O jantar começa com uma sequência de seis amuse-bouche, cada um representando um gosto: ácido, doce, umami, amargo, graxoso e salgado. Como analista sensorial, me empolgo com a proposta, seria bem o tipo de coisa que eu faria se fosse cozinheiro. Impressiona-me que tenham incluído graxoso, nem os cientistas ainda têm muita coragem de assumi-la. À frente de outros postulantes a gosto como kokumi, cálcio, carbonatação, carboidratos, água e ferro, o graxoso já teve suas substâncias, receptores, transmissores, nervo, áreas corticais e percepção documentados. Há ainda uma certa leniência, uma certa precaução antes de gritar aos quatro ventos que gordura é um gosto, porque é difícil garantir que a sensação foi isolada, ou mesmo definir o que é um gosto. Por temeridade ou vanguardismo, Ox & Klee já grita.

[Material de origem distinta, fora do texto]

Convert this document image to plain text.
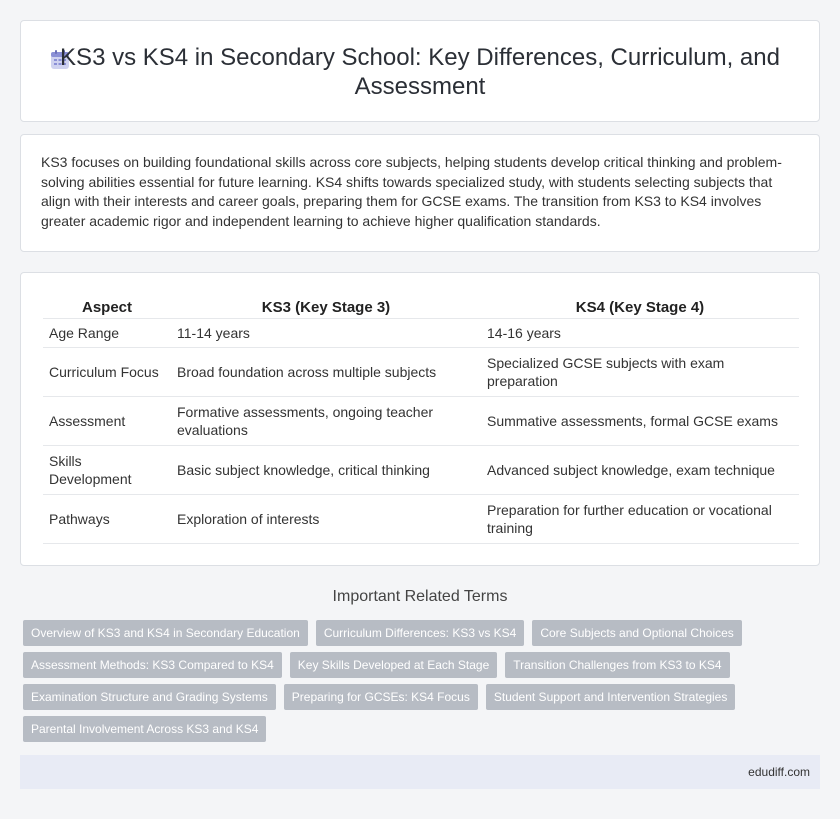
KS3 vs KS4 in Secondary School: Key Differences, Curriculum, and Assessment

KS3 focuses on building foundational skills across core subjects, helping students develop critical thinking and problem-solving abilities essential for future learning. KS4 shifts towards specialized study, with students selecting subjects that align with their interests and career goals, preparing them for GCSE exams. The transition from KS3 to KS4 involves greater academic rigor and independent learning to achieve higher qualification standards.

Aspect	KS3 (Key Stage 3)	KS4 (Key Stage 4)
Age Range	11-14 years	14-16 years
Curriculum Focus	Broad foundation across multiple subjects	Specialized GCSE subjects with exam preparation
Assessment	Formative assessments, ongoing teacher evaluations	Summative assessments, formal GCSE exams
Skills Development	Basic subject knowledge, critical thinking	Advanced subject knowledge, exam technique
Pathways	Exploration of interests	Preparation for further education or vocational training
Important Related Terms
Overview of KS3 and KS4 in Secondary Education	Curriculum Differences: KS3 vs KS4	Core Subjects and Optional Choices
Assessment Methods: KS3 Compared to KS4	Key Skills Developed at Each Stage	Transition Challenges from KS3 to KS4
Examination Structure and Grading Systems	Preparing for GCSEs: KS4 Focus	Student Support and Intervention Strategies
Parental Involvement Across KS3 and KS4
edudiff.com
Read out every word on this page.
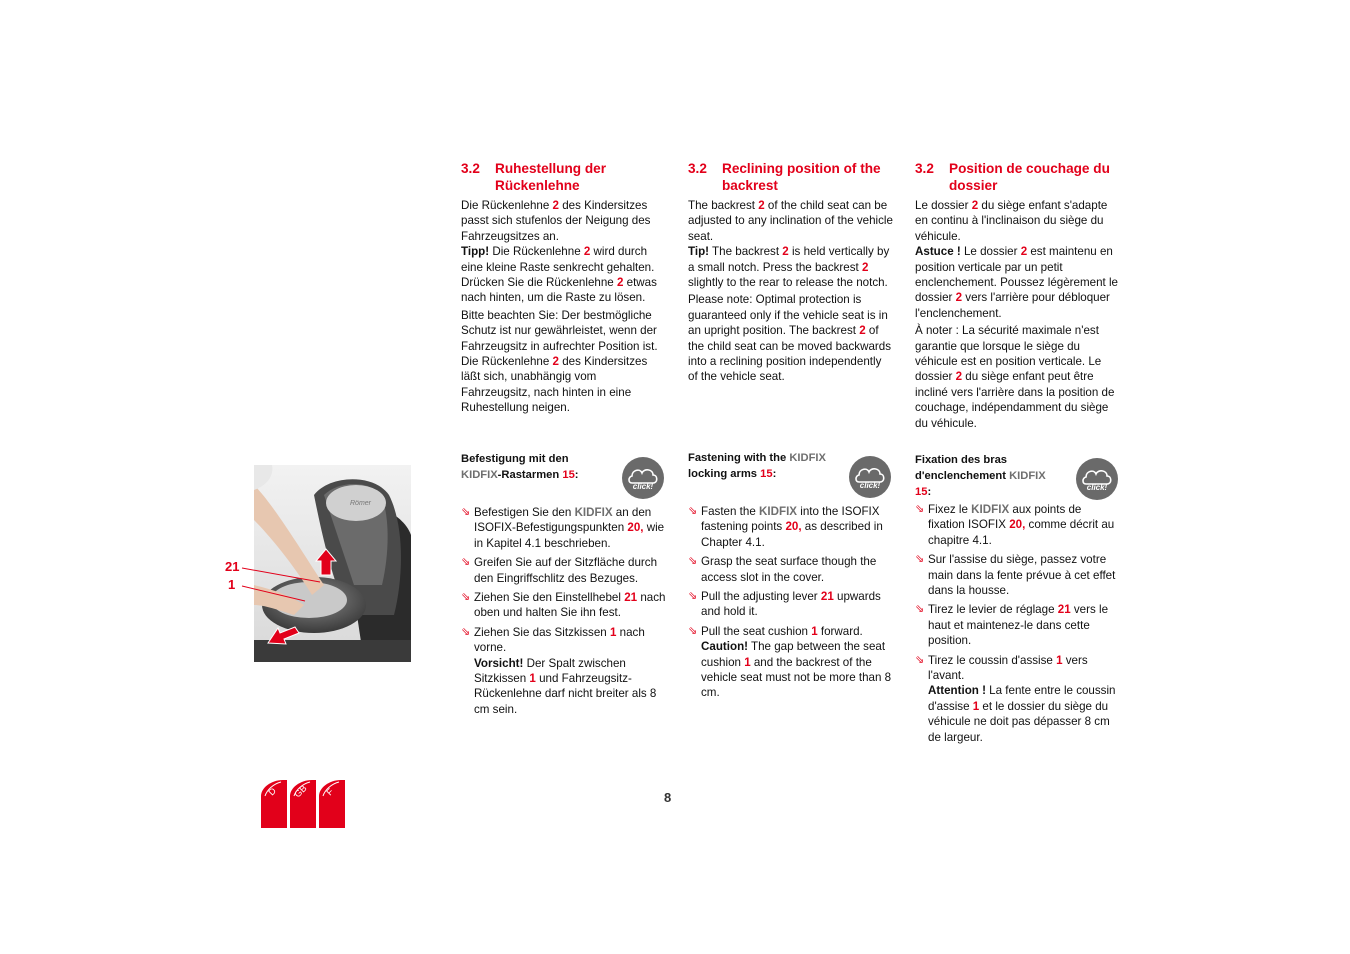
Römer
21
1
3.2	Ruhestellung der Rückenlehne

Die Rückenlehne 2 des Kindersitzes passt sich stufenlos der Neigung des Fahrzeugsitzes an.

Tipp! Die Rückenlehne 2 wird durch eine kleine Raste senkrecht gehalten. Drücken Sie die Rückenlehne 2 etwas nach hinten, um die Raste zu lösen.

Bitte beachten Sie: Der bestmögliche Schutz ist nur gewährleistet, wenn der Fahrzeugsitz in aufrechter Position ist. Die Rückenlehne 2 des Kindersitzes läßt sich, unabhängig vom Fahrzeugsitz, nach hinten in eine Ruhestellung neigen.

Befestigung mit den KIDFIX-Rastarmen 15:
click!
⇘ Befestigen Sie den KIDFIX an den ISOFIX-Befestigungspunkten 20, wie in Kapitel 4.1 beschrieben.
⇘ Greifen Sie auf der Sitzfläche durch den Eingriffschlitz des Bezuges.
⇘ Ziehen Sie den Einstellhebel 21 nach oben und halten Sie ihn fest.
⇘ Ziehen Sie das Sitzkissen 1 nach vorne.
Vorsicht! Der Spalt zwischen Sitzkissen 1 und Fahrzeugsitz-Rückenlehne darf nicht breiter als 8 cm sein.
3.2	Reclining position of the backrest

The backrest 2 of the child seat can be adjusted to any inclination of the vehicle seat.

Tip! The backrest 2 is held vertically by a small notch. Press the backrest 2 slightly to the rear to release the notch.

Please note: Optimal protection is guaranteed only if the vehicle seat is in an upright position. The backrest 2 of the child seat can be moved backwards into a reclining position independently of the vehicle seat.

Fastening with the KIDFIX locking arms 15:
click!
⇘ Fasten the KIDFIX into the ISOFIX fastening points 20, as described in Chapter 4.1.
⇘ Grasp the seat surface though the access slot in the cover.
⇘ Pull the adjusting lever 21 upwards and hold it.
⇘ Pull the seat cushion 1 forward.
Caution! The gap between the seat cushion 1 and the backrest of the vehicle seat must not be more than 8 cm.
3.2	Position de couchage du dossier

Le dossier 2 du siège enfant s'adapte en continu à l'inclinaison du siège du véhicule.

Astuce ! Le dossier 2 est maintenu en position verticale par un petit enclenchement. Poussez légèrement le dossier 2 vers l'arrière pour débloquer l'enclenchement.

À noter : La sécurité maximale n'est garantie que lorsque le siège du véhicule est en position verticale. Le dossier 2 du siège enfant peut être incliné vers l'arrière dans la position de couchage, indépendamment du siège du véhicule.

Fixation des bras d'enclenchement KIDFIX 15:	click!
⇘ Fixez le KIDFIX aux points de fixation ISOFIX 20, comme décrit au chapitre 4.1.
⇘ Sur l'assise du siège, passez votre main dans la fente prévue à cet effet dans la housse.
⇘ Tirez le levier de réglage 21 vers le haut et maintenez-le dans cette position.
⇘ Tirez le coussin d'assise 1 vers l'avant.
Attention ! La fente entre le coussin d'assise 1 et le dossier du siège du véhicule ne doit pas dépasser 8 cm de largeur.
8
D GB F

A infusão de flor de cerejeira surpreende por combinar tão bem com a espuma de molho verde de Frankfurt, mas está mais doce que ácida – o gosto que representa. O doce de rabanete em suco de romã tem textura borrachuda que diverte e permanece. Agrada-me muito que tenham colocado a doçura no começo, que tenham feito doce de um vegetal e que o tenham feito borrachudo. O ovo de codorna em shoyu, pimenta e caldo de cogumelo é recheado com shitaki e explode em umami. Não é criativo, mas atende à proposta com louvor. O pimentão e gergelim são nada amargo, somente doce, não entendi. Joelho de porco ressecado, panqueca de aveia farelenta e pera apagada também estão doces, nadica da gordura esperada. Bolinho de sucuk e anchovas velho, murcho, mais apimentado que salgado, mais gordo que o anterior. Poxa, a brincadeira com os gostos era uma proposta tão legal! Uma pena não entregarem os gostos.

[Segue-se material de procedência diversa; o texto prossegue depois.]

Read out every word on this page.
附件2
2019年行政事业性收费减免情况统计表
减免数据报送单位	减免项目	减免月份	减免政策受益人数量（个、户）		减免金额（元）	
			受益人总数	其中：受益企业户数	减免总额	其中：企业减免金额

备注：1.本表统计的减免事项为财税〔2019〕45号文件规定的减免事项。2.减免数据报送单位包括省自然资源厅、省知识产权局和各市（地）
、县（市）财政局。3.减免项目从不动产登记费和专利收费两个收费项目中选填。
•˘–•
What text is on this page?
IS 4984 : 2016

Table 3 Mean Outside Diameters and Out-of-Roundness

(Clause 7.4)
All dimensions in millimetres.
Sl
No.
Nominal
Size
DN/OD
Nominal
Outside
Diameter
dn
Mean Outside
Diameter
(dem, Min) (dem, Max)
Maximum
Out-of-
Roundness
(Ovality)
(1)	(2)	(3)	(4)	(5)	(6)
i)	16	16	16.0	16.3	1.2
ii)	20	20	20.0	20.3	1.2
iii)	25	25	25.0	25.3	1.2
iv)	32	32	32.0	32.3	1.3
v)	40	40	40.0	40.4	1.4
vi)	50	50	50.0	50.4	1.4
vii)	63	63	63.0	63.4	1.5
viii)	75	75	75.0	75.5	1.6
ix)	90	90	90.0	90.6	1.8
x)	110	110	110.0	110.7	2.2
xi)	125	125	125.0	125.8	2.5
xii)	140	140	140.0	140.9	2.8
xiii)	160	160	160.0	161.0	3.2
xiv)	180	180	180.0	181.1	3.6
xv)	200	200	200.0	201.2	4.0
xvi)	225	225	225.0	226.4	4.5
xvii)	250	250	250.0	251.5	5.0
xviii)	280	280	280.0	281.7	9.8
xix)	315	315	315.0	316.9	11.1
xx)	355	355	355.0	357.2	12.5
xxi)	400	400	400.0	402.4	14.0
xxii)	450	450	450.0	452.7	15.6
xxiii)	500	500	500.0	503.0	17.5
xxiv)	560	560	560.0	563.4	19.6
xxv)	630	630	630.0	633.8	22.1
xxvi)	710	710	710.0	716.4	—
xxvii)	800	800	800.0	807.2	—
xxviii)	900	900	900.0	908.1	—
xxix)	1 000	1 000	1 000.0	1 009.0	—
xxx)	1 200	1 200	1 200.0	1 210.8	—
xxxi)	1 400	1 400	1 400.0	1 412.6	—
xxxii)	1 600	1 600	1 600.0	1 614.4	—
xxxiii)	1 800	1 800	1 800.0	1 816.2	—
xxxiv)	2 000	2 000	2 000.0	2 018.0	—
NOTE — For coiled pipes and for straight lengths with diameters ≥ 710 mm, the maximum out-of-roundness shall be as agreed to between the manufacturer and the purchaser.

A primeira entrada nos remete ao recém terminado confinamento, período em que o restaurante vendeu comida em caixinhas e potinhos, com instruções para que os clientes finalizassem os pratos em casa. Assim como a comida para entrega, os elementos vieram à mesa separados e nós fomos convidados a montar nossos buns. O pão vermelho cheira a tomate no orto, mas não no retro. O boi braseado está macio, suculento e defumado; a couve-rábano e o trevo refrescam; a maionese com missô já é covardia, eita trem bom! Para o próximo curso, substituem meu camarão azul com caviar, caldo de galinha e emulsão de salsinha por um clássico da casa: alcachofra e pato. A casca seca da flor é torradinha, salgadinha, amendoada e viciante. A alcachofra em conserva destaca o amargor, o purê de hippophae é ácido e tem aroma que me lembra pequi. Pato está presente sem ser a estrela, a estrela é a alcachofra.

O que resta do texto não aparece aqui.